Однако он не забывал также свой долг – долг художника высказать собственные убеждения, причем вопреки сопротивлению его страны и вообще недовольству всего военного мира. Уже осенью 1914 г., когда большинство писателей старалось в своей ненависти перекричать друг друга, брызгало слюной и лаяло, он написал знаменитую исповедь, в которой, подавляя остатки духовной ненависти к другим народам, требовал от художников справедливости и гуманности даже посреди войны – такая статья и в другое время могла возбудить недовольство и потянула за и против всю литературу.
Тот, кто сегодня снова прочтет восемь страниц знаменитой статьи, будет, вероятно, не в состоянии понять ее огромное воздействие; все, что в ней постулировал Роллан, должно читаться с холодным, ясным чувством. Однако эти слова высказывались в эпоху массового помешательства, которое сегодня едва ли может быть воссоздано. Французские суперпатриоты, когда появилась эта статья, закричали так, как будто им в руку попало горячее железо. Роллан подвергся бойкоту своих старых друзей, книготорговцы не осмеливались ставить на витрины “Жана Кристофа”, военные власти сразу же предприняли против него меры – один за другим появлялись порочащие его памфлеты. Однако случилось как всегда, этот крик показал, что удар был полновесным. Дискуссию о поведении людей умственного труда во время войны уже нельзя было приостановить, проблема стояла перед каждым персонально.
Работая день и ночь в одиночку, без помощи, без секретарей, он следил за всеми манифестациями во всех странах, поддерживал связь с бесчисленным количеством людей, просивших у него совета, записывал множество вопросов в своем дневнике; он, как никто, в это время чувствовал свою ответственность не отставать от жизни в историческую эпоху, а также потребность оставить отчет потомкам (где они сейчас, эти многочисленные рукописные тома дневников, дававшие полное объяснение нравственных и духовных конфликтов Первой мировой войны?) Одновременно он публиковал свои статьи, каждая из которых возбуждала волнение, работал над романом, это было самоотверженное участие всего его существа без остатка, без остановок и необычайная ответственность, взятая им на себя внутри сумасшествия всего человечества.

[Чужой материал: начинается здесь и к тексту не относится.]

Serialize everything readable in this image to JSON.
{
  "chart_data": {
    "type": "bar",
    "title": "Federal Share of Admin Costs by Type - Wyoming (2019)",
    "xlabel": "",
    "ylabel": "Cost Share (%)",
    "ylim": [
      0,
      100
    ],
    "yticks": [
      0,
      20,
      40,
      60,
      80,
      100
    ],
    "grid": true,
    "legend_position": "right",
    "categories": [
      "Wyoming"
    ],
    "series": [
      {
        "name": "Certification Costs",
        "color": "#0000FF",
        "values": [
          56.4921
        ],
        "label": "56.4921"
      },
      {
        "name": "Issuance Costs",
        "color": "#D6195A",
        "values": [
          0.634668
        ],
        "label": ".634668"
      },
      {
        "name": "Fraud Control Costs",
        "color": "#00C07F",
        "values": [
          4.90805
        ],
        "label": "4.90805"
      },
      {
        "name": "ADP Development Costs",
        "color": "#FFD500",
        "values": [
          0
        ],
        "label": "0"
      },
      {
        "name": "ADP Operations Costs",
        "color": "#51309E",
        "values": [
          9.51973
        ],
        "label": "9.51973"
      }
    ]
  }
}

Он не оставлял неотвеченным ни одного письма и непрочитанным ни одного памфлета по современным проблемам; этот слабый, мягкий, болезненный человек, говоривший тихим голосом, постоянно боровшийся с легким кашлем, никогда не выходивший на воздух без шарфа и останавливавшийся после любого быстрого шага, прилагал все силы для борьбы с невероятным, происходившим в мире. Ничто не могло его поколебать, никакие нападки, никакая подлость; он бесстрашно и ясно смотрел на мировое столпотворение. Здесь я увидел другой героизм – духовный, нравственный, возможно в моей книге о Роллане я недостаточно четко его описал (ибо всегда боязно слишком славить живого человека). Как я был тогда потрясен и, должен сказать, “очищен”, увидев его в этой маленькой комнате, из которой исходило сильное излучение во все зоны мира, и я знаю: ободряющая, тонизирующая сила, создававшаяся Ролланом тем, что он один или почти один боролся с бессмысленной ненавистью миллионов, принадлежит к той, не поддающейся учету, что не имеет ни измерения, ни исчисления. Только мы, свидетели эпохи, знали, что означали тогда его жизнь и его образцовая непоколебимость. Благодаря ему впавшая в бешенство Европа сохранила совесть.
Он не хотел давать никаких примеров, кроме одного: быть свободным и верным собственным убеждениям – даже против всего мира.